La plainte américaine de 2019, déposée contre la SGBL et plusieurs autres institutions libanaises, affirmait que ces banques avaient facilité des canaux financiers ayant soutenu les opérations du Hezbollah en Irak entre 2004 et 2011. La SGBL avait rejeté les allégations à l’époque, et des personnes proches de Sehnaoui l’ont décrit comme un « sioniste ».
Cette affaire apparaît quelques semaines après le divorce d’Ortagus en novembre, ert des fuites, y compris des factures de chez Tiffany, étayent le dossier.
Sa nouvelle relation aurait commencé après la séparation et a été signalée par les procédures gouvernementales. Agée de 43 ans, Ortagus a été une figure importante dans les cercles de politique étrangère républicains pendant plus d’une décennie, ayant notamment occupé le poste de porte-parole du département d’État sous Donald Trump.
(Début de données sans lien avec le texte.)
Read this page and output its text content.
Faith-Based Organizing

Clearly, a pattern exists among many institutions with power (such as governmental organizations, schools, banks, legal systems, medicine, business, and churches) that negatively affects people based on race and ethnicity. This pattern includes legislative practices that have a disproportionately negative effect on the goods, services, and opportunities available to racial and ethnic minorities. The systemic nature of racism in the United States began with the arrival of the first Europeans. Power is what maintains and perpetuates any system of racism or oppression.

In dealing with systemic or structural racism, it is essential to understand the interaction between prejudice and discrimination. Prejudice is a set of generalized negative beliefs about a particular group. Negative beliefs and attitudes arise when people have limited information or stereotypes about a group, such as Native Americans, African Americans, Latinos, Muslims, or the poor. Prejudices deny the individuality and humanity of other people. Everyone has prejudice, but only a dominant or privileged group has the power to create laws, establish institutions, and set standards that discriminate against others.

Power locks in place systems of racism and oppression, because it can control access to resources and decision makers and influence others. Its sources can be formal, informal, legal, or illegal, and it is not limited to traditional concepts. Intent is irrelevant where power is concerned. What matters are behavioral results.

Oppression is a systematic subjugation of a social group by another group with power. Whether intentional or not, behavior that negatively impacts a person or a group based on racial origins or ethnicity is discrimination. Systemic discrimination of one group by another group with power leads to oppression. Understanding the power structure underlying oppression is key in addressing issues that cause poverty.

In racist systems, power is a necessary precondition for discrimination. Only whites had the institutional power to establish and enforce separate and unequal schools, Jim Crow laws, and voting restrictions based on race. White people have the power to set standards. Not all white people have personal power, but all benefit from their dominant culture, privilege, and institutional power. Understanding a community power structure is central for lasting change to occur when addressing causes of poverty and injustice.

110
Sehnaoui, 53 ans, dirige un réseau bancaire présent au Liban, Chypre, en Jordanie et à Monaco. Il a pris le contrôle de la SGBL en 2007 et en a élargi les opérations à Abu Dhabi, en France et au Colorado, construisant une institution détenant des actifs estimés à environ 26 milliards de dollars.
Son parcours inclut la production cinématographique et l’édition, avec des racines familiales remontant à l’Émir Bashir Shihab II, dirigeant du Liban au début du XIXe siècle. Élevé à Beyrouth, il a ensuite déménagé aux États-Unis pour étudier les affaires et la banque à l’Université de Californie du Sud.
Bien que des associés insistent sur le fait que les allégations de la plainte américaine déforment les opinions de Sehnaoui, l’attention entourant l’affaire et sa nouvelle relation avec une diplomate de haut niveau alignée sur Trump a remis la question sous les feux des projecteurs.
Sehnaoui s’est également impliqué directement dans le soutien d’une initiative américano-israélienne visant à relier les grands opéras, tout en se déclarant ouvertement comme un fervent partisan d’Israël.
Selon Laura Loomer, activiste politique américaine de droite pro-israélienne, l’administration Trump a mis Ortagus en « congé administratif » en raison de cette relation.